Узнав о моем приходе, начальник милиции встал с места, встретил меня почти у дверей, обняв за плечи, и посадил на мягкий стул. Тут же он нажал на кнопку, и буквально через несколько секунд вошла очень красивая девушка: высокая, стройная, с полной грудью, с красивыми ножками и кругленькими коленками, с длинными каштановыми волосами. Талия у нее была очень тонкой, бедра широкие и округлые, ее глубокий пупок был заметен даже под платьем, тесно облегающим тело. Рот у нее был не больше орешка, губы чуть выпуклые и нежные, а форма носа, приподнятостью кончика и широковатостью ноздрей, говорила о ее большой чувственности. Я ее увидел уже в передней комнате, сидящей за пишущей машинкой, но не успел разглядеть. Начальник велел ей принести две чашки чая, что она очень быстро исполнила. Было такое впечатление, что она держит этот поднос с чаем и шоколадными конфетами в красивых обертках наготове в приемной, и как появляется гость, тут же приносит.

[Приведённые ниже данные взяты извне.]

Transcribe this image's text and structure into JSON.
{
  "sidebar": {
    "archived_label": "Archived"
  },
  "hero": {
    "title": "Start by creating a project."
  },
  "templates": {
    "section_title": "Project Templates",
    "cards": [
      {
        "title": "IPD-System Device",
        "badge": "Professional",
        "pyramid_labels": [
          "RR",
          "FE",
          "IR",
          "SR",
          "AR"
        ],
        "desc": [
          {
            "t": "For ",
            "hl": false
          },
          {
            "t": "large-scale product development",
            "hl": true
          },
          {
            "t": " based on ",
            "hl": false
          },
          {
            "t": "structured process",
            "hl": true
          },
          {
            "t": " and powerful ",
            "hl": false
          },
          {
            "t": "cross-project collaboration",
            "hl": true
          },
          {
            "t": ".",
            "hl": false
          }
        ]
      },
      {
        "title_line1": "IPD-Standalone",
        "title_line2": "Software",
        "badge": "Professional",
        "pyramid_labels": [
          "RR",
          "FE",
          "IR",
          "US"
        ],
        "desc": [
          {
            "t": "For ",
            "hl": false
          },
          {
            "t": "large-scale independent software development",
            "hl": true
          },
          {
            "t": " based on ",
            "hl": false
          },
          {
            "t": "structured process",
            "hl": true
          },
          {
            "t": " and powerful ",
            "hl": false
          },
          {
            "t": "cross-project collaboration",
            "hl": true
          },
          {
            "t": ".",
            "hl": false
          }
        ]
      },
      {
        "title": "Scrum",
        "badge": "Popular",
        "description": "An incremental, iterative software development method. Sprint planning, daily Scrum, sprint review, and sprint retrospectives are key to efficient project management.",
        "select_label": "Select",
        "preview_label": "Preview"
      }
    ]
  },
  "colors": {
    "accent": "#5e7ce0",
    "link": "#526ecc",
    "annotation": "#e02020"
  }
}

В ту минуту я подумал, а что, если я стану этому далекому от поэзии человеку давать уроки и объяснять, как нужно писать стихи. Я вряд ли решился бы на такое, если б не увидел эту красавицу. Теперь, приходя иногда к начальнику, я мог бы любоваться ею. Когда девушка вышла из кабинета, я начал говорить ему именно это, а не то, что его стихи никакого отношения к поэзии не имеют. Начальник так обрадовался моему предложению, что бросился прямо-таки мне на шею, поцеловал в щеку и долго не выпускал из своих объятий. В тот день я преподал ему первый урок, а он записывал каждое мое слово в свою тетрадь, в которой, по его словам, сочинял стихи.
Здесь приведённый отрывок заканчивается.